Acquired ptosis may occur at any time after birth, but is more common in old age. The etiology of this form of ptosis is normally ascribed to the weakening of the levator palpebrae superioris muscle due to such factors as old age, injury, surgery, muscular disease and neurological disease.
- Drooping of the upper eyelid of both eyes; it may be mild or severe enough to cover the cornea.
- Tired appearance of the eyes
- Undesirable facial appearance due to drooping of the upper eyelid
- Elevated chin, in cases of severe ptosis
- Poor vision due to associated refractive errors
- Stiff neck due to constant chin elevation
- Decreased vision when the droop is severe and covers the pupil.
Ptosis results in an undesirable facial appearance. Normal vision is affected in severe ptosis, thus hindering the daily activities of the person. Treatment is necessary even in cases of mild ptosis in order that the patient has the opportunity to lead life as a normal person. A child suffering from ptosis has a psychological handicap when compared to other normal children. Hence, severe cases should be treated as early as possible; otherwise, ptosis may lead to abnormal head positions or decreased vision. Treatment provides a desirable facial appearance as well as normal vision.
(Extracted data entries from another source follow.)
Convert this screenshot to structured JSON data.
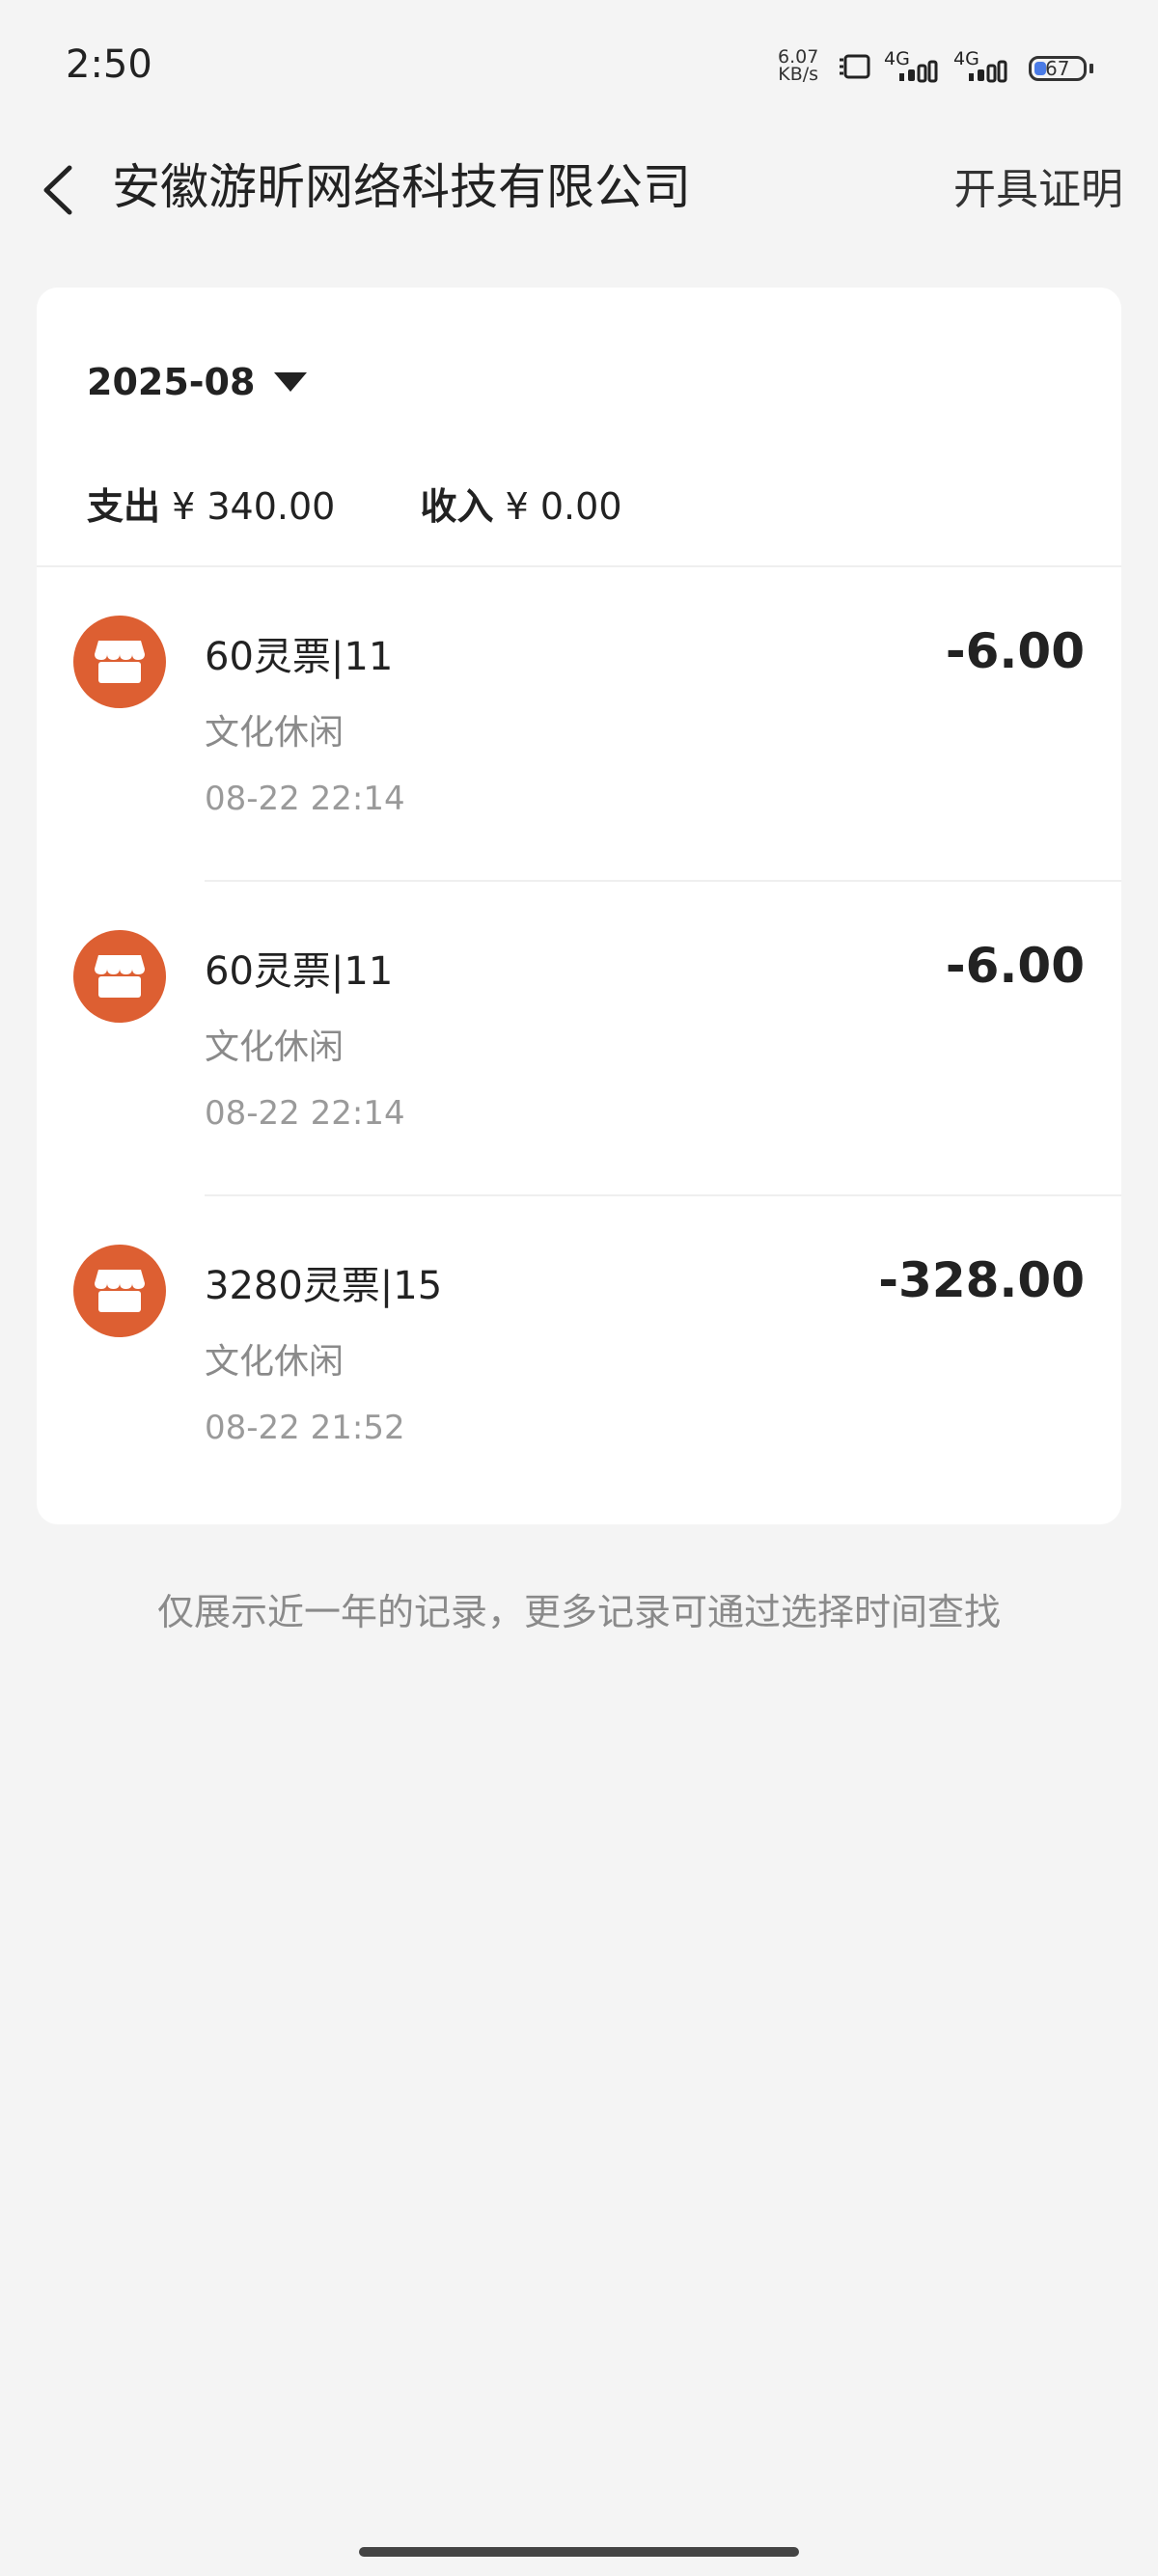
{
  "status_bar": {
    "time": "2:50",
    "net_speed_value": "6.07",
    "net_speed_unit": "KB/s",
    "signal1": "4G",
    "signal2": "4G",
    "battery": "67"
  },
  "header": {
    "title": "安徽游昕网络科技有限公司",
    "cert_label": "开具证明",
    "back_icon": "chevron-left-icon"
  },
  "summary": {
    "month": "2025-08",
    "expense_label": "支出",
    "expense_value": "¥ 340.00",
    "income_label": "收入",
    "income_value": "¥ 0.00"
  },
  "transactions": [
    {
      "name": "60灵票|11",
      "category": "文化休闲",
      "datetime": "08-22 22:14",
      "amount": "-6.00",
      "icon": "store-icon"
    },
    {
      "name": "60灵票|11",
      "category": "文化休闲",
      "datetime": "08-22 22:14",
      "amount": "-6.00",
      "icon": "store-icon"
    },
    {
      "name": "3280灵票|15",
      "category": "文化休闲",
      "datetime": "08-22 21:52",
      "amount": "-328.00",
      "icon": "store-icon"
    }
  ],
  "footnote": "仅展示近一年的记录，更多记录可通过选择时间查找",
  "colors": {
    "accent_avatar": "#dd5f32",
    "background": "#f4f4f4"
  }
}
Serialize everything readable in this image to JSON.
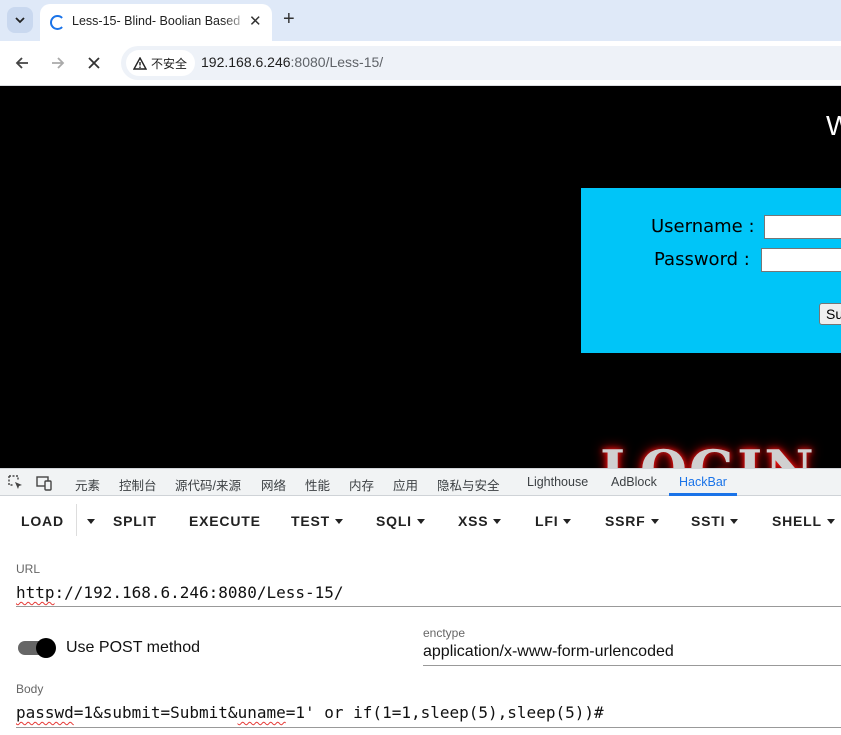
{
  "browser": {
    "tab_title": "Less-15- Blind- Boolian Based",
    "security_label": "不安全",
    "url_host": "192.168.6.246",
    "url_rest": ":8080/Less-15/"
  },
  "page": {
    "welcome_fragment": "W",
    "username_label": "Username :",
    "password_label": "Password :",
    "submit_label": "Su",
    "login_banner": "LOGIN"
  },
  "devtools": {
    "tabs": [
      "元素",
      "控制台",
      "源代码/来源",
      "网络",
      "性能",
      "内存",
      "应用",
      "隐私与安全",
      "Lighthouse",
      "AdBlock",
      "HackBar"
    ],
    "active_tab": "HackBar"
  },
  "hackbar": {
    "buttons": [
      "LOAD",
      "SPLIT",
      "EXECUTE",
      "TEST",
      "SQLI",
      "XSS",
      "LFI",
      "SSRF",
      "SSTI",
      "SHELL"
    ],
    "url_label": "URL",
    "url_value": "http://192.168.6.246:8080/Less-15/",
    "post_toggle_label": "Use POST method",
    "post_enabled": true,
    "enctype_label": "enctype",
    "enctype_value": "application/x-www-form-urlencoded",
    "body_label": "Body",
    "body_value": "passwd=1&submit=Submit&uname=1' or if(1=1,sleep(5),sleep(5))#"
  },
  "colors": {
    "login_box": "#00c5f8",
    "accent": "#1a73e8",
    "page_bg": "#000000"
  }
}
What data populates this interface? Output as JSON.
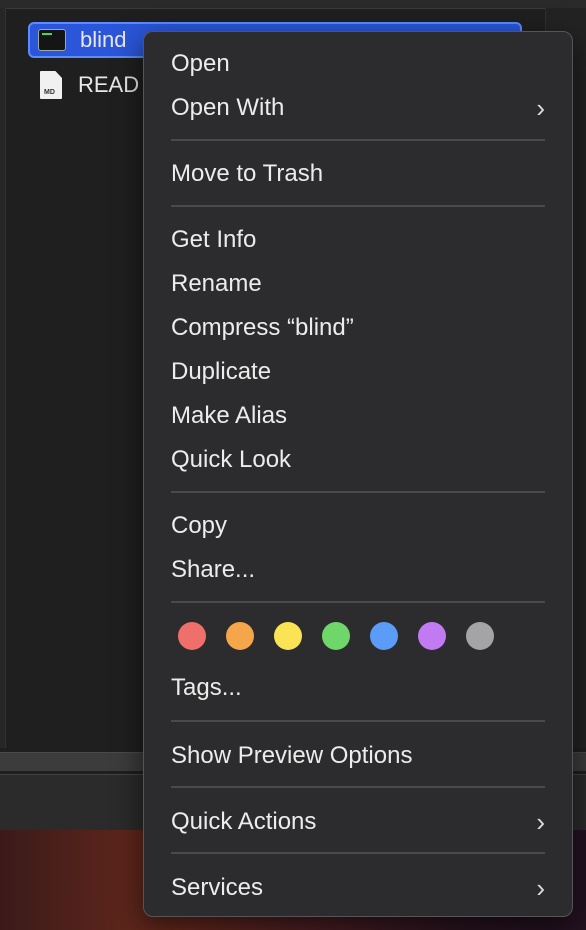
{
  "files": [
    {
      "name": "blind",
      "selected": true,
      "icon": "terminal-executable-icon"
    },
    {
      "name": "READ",
      "selected": false,
      "icon": "markdown-file-icon",
      "badge": "MD"
    }
  ],
  "menu": {
    "open": "Open",
    "open_with": "Open With",
    "move_to_trash": "Move to Trash",
    "get_info": "Get Info",
    "rename": "Rename",
    "compress": "Compress “blind”",
    "duplicate": "Duplicate",
    "make_alias": "Make Alias",
    "quick_look": "Quick Look",
    "copy": "Copy",
    "share": "Share...",
    "tags": "Tags...",
    "show_preview_options": "Show Preview Options",
    "quick_actions": "Quick Actions",
    "services": "Services",
    "chevron": "›"
  },
  "tag_colors": [
    {
      "name": "red",
      "color": "#ef6f6b"
    },
    {
      "name": "orange",
      "color": "#f5a54a"
    },
    {
      "name": "yellow",
      "color": "#fbe356"
    },
    {
      "name": "green",
      "color": "#6fd66a"
    },
    {
      "name": "blue",
      "color": "#5a9cf7"
    },
    {
      "name": "purple",
      "color": "#c27af3"
    },
    {
      "name": "gray",
      "color": "#a4a4a6"
    }
  ]
}
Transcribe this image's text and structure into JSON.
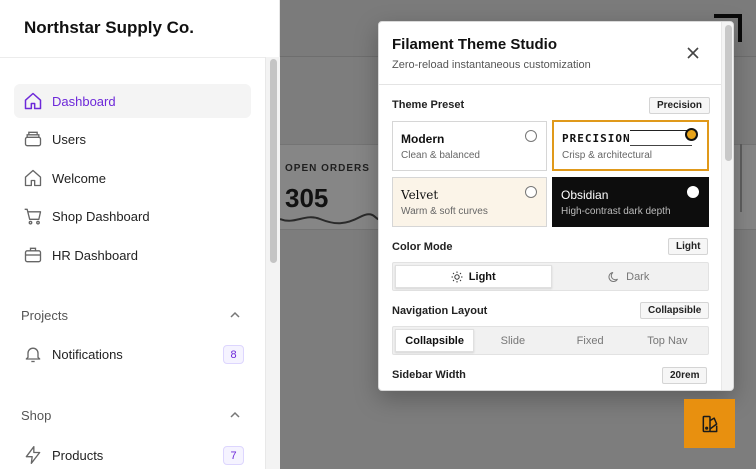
{
  "sidebar": {
    "brand": "Northstar Supply Co.",
    "items": [
      {
        "label": "Dashboard"
      },
      {
        "label": "Users"
      },
      {
        "label": "Welcome"
      },
      {
        "label": "Shop Dashboard"
      },
      {
        "label": "HR Dashboard"
      }
    ],
    "groups": [
      {
        "label": "Projects",
        "items": [
          {
            "label": "Notifications",
            "badge": "8"
          }
        ]
      },
      {
        "label": "Shop",
        "items": [
          {
            "label": "Products",
            "badge": "7"
          }
        ]
      }
    ]
  },
  "main": {
    "stat": {
      "label": "OPEN ORDERS",
      "value": "305"
    }
  },
  "modal": {
    "title": "Filament Theme Studio",
    "subtitle": "Zero-reload instantaneous customization",
    "theme_preset": {
      "label": "Theme Preset",
      "selected": "Precision",
      "options": [
        {
          "name": "Modern",
          "desc": "Clean & balanced"
        },
        {
          "name": "PRECISION",
          "desc": "Crisp & architectural"
        },
        {
          "name": "Velvet",
          "desc": "Warm & soft curves"
        },
        {
          "name": "Obsidian",
          "desc": "High-contrast dark depth"
        }
      ]
    },
    "color_mode": {
      "label": "Color Mode",
      "selected": "Light",
      "options": [
        "Light",
        "Dark"
      ]
    },
    "navigation_layout": {
      "label": "Navigation Layout",
      "selected": "Collapsible",
      "options": [
        "Collapsible",
        "Slide",
        "Fixed",
        "Top Nav"
      ]
    },
    "sidebar_width": {
      "label": "Sidebar Width",
      "value": "20rem"
    }
  },
  "colors": {
    "accent": "#6d28d9",
    "highlight": "#e0991a",
    "fab": "#e8900f"
  }
}
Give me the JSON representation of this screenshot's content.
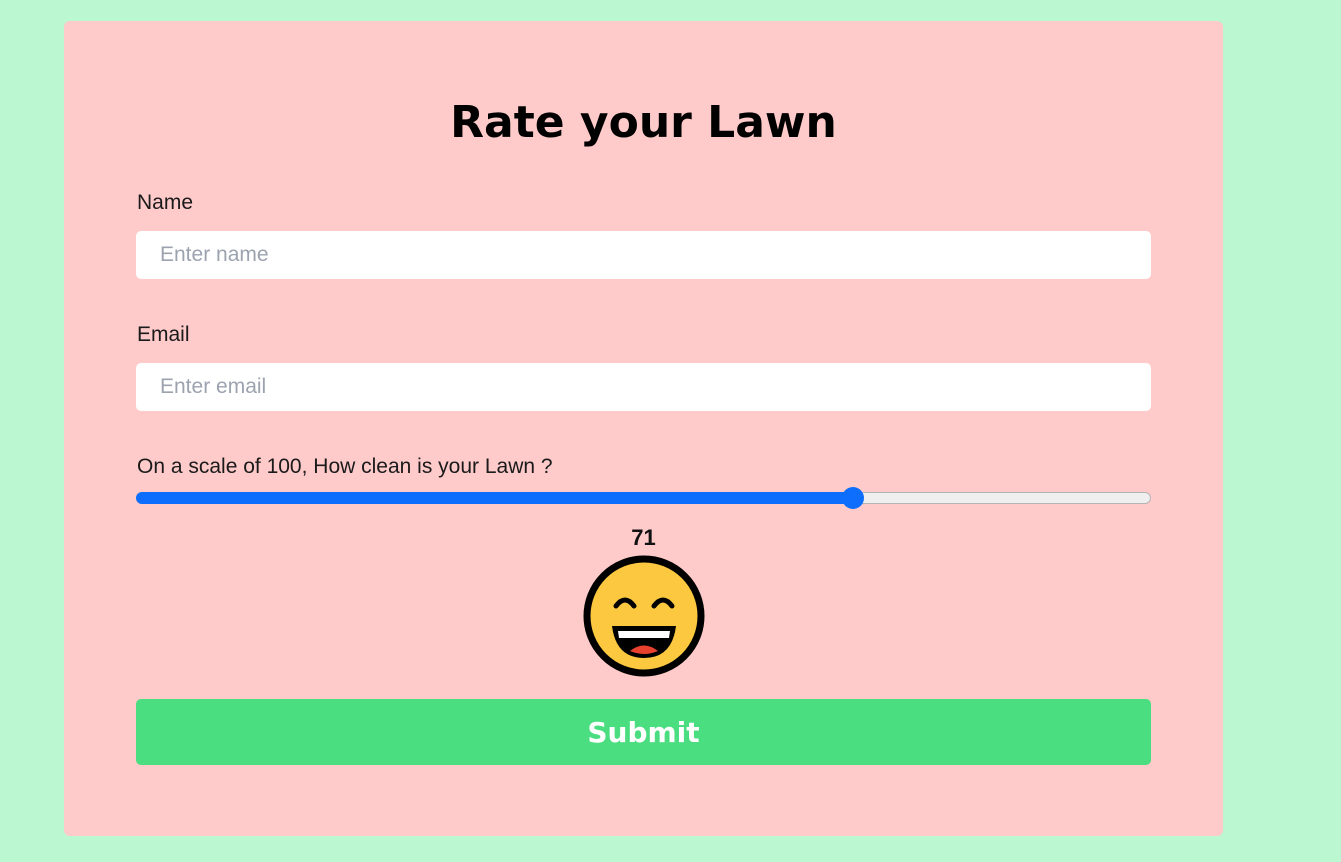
{
  "form": {
    "title": "Rate your Lawn",
    "name_label": "Name",
    "name_placeholder": "Enter name",
    "email_label": "Email",
    "email_placeholder": "Enter email",
    "scale_label": "On a scale of 100, How clean is your Lawn ?",
    "slider": {
      "value": 71,
      "min": 0,
      "max": 100
    },
    "value_display": "71",
    "emoji_icon": "grinning-face-icon",
    "submit_label": "Submit"
  },
  "colors": {
    "page_background": "#bbf7d0",
    "card_background": "#fecaca",
    "slider_accent": "#0d6efd",
    "submit_background": "#4ade80"
  }
}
The treatment is surgery. It usually involves one of the two procedures: strengthening the levator palpebrae superioris muscle or lifting the eyelid mechanically with the help of a thread-like material called a sling. Levator surgery is done in cases of mild or moderate ptosis, while sling surgery is performed in cases of severe ptosis. The levator muscle is strengthened by surgery so as to allow it to lift the eyelid normally.
During the initial period after surgery, the patient may not be able to close his or her eyes fully, even during sleep. This malfunction results in a frightening appearance, but is usually corrected within a few weeks. Furthermore, when the patient looks down, the white of the eye may be visible. The patient is trained to move his or her head to look down rather than to move only the eyes.
The surgery for ptosis is quite safe and effective.
Risks of ptosis surgery
Generally, the surgery is safe. However, complications such as infection, bleeding, reduced vision, reduced eye movement, and corneal ulcer, may occur. The aim of the surgery is to have equal lid height in both the eyes. Under-correction or over-correction may occur, but either mistake can be rectified.